Transport mechanisms and photovoltaic properties of zinc tetraphenylporphyrin/n-type silicon heterojunction solar cell

¹ Department of Physics, Faculty of Science, Mansoura University, Damietta Branch, P.O. 34517, Damietta El-Gedida, Egypt
² Department of Physics, Faculty of Education, Ain Shams University, Roxy, Cairo 11757, Egypt

^a e-mail: hzeyada@gmail.com

Received: 8 January 2011
Revised: 30 March 2011
Accepted: 14 July 2011
Published online: 28 September 2011

Abstract

The DC electrical measurements on Au/ZnTPP/Au planar structure showed two regimes of electrical conductivity depending on temperature, at low temperatures the activation energy is 0.24 eV and variable range hopping in localized states near Fermi level is the operating conduction mechanism, at high temperatures the activation energy is 0.998 eV and phonon-assisted hopping of small polarons is the operating conduction mechanism.
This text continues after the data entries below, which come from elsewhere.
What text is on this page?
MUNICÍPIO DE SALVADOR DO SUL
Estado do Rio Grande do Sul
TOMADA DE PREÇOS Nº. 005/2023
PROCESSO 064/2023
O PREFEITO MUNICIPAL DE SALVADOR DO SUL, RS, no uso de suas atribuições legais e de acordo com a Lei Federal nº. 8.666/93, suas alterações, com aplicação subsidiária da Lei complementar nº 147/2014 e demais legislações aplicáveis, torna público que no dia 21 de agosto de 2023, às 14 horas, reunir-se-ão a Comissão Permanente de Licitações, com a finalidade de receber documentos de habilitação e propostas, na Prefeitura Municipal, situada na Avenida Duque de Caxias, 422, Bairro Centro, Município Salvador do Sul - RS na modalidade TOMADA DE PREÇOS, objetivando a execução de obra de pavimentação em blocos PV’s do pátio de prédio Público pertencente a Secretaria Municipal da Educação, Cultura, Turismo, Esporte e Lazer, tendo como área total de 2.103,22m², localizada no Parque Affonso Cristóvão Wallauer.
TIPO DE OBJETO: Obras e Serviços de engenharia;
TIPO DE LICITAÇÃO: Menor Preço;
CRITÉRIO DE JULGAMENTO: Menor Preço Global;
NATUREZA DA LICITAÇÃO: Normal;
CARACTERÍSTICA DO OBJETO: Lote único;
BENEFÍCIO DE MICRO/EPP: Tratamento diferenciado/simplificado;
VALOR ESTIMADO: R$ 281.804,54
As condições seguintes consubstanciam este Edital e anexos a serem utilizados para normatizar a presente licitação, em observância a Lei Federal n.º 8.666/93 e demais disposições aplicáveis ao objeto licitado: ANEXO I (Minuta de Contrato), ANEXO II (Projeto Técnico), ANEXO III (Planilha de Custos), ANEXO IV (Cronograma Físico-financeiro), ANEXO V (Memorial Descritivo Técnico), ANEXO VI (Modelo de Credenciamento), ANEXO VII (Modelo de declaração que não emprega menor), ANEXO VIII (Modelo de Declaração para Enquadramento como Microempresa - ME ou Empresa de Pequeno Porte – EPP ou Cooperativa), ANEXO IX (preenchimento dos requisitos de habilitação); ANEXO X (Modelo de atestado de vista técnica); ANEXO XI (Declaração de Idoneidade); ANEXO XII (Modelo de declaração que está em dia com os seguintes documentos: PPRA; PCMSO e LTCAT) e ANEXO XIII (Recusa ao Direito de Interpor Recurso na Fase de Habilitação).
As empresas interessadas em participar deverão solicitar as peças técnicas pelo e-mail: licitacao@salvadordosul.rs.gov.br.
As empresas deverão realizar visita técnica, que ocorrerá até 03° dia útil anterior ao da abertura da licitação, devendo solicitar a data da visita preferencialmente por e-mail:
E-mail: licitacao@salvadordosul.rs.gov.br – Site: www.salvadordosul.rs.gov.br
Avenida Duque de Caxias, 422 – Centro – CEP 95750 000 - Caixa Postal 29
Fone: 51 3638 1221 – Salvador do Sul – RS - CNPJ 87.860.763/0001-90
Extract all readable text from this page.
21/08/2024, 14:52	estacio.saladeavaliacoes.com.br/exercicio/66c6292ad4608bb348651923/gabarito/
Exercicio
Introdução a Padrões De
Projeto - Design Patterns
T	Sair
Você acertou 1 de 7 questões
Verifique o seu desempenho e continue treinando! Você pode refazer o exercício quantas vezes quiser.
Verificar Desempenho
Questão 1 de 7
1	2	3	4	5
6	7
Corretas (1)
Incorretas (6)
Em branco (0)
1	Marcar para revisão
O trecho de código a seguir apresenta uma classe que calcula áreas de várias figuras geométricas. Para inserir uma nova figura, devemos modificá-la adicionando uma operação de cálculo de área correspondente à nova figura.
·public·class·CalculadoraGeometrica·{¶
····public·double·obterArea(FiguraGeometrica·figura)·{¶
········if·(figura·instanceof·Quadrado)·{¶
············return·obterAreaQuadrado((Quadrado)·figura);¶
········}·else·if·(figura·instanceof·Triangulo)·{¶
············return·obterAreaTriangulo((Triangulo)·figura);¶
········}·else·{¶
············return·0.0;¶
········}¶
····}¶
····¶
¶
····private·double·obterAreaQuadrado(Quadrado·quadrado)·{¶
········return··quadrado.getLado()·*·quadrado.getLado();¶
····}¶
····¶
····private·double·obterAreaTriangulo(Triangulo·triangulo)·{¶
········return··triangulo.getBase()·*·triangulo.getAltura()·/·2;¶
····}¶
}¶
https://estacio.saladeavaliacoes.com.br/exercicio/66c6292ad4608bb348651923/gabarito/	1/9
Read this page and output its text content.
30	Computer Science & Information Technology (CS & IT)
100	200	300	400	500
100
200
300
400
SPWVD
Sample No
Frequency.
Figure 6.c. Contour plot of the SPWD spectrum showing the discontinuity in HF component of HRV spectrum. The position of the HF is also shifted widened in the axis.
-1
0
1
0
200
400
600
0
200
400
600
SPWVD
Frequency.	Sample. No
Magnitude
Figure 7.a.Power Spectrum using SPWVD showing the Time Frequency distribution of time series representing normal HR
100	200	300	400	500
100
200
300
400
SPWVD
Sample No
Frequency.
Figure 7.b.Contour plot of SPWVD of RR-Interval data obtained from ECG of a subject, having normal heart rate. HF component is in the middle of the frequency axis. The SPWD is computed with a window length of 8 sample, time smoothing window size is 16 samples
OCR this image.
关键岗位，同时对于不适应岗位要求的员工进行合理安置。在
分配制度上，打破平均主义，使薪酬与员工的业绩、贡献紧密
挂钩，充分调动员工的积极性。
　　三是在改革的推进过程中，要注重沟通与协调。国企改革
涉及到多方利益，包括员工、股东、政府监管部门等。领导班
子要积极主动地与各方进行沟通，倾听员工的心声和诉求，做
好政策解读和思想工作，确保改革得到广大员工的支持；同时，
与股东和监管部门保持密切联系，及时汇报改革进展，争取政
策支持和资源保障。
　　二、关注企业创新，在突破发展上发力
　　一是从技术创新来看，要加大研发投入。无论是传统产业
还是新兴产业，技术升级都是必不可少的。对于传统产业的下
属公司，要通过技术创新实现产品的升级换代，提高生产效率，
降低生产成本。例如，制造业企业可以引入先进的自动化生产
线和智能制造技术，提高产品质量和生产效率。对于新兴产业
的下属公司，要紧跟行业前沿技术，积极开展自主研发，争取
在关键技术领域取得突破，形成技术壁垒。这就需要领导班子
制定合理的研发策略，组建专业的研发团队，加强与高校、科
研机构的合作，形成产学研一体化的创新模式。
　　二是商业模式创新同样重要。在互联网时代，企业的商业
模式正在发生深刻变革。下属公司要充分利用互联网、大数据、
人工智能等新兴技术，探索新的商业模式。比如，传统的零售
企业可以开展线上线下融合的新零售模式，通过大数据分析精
The capacitance-voltage measurements on Au/ZnTPP/n-Si/Al showed that the formed junction is linearly graded one. The thickness of depletion region in ZnTPP and n-Si has been determined and the built-in potential is 0.85 V. The concentration gradient of holes and electrons is 2.6 × 10²⁰ holes/m⁴ and 0.3 × 10²⁰ electrons/m⁴, respectively. Thermoelectric power measurements showed that ZnTPP films are p-type semiconductor and polaron activation energy is 0.37 eV. A hybrid solar cell of Au/ZnTPP/n-Si/Al had been constructed by growing ZnTPP film via thermal evaporation technique on n-Si wafer. Dark current-voltage measurements of the device at different temperatures showed that there are three conduction mechanisms operating in the device. The dominance of any of them depends on applied potential. The photovoltaic properties of Au/ZnTPP/n-Si/Al hybrid solar had been evaluated.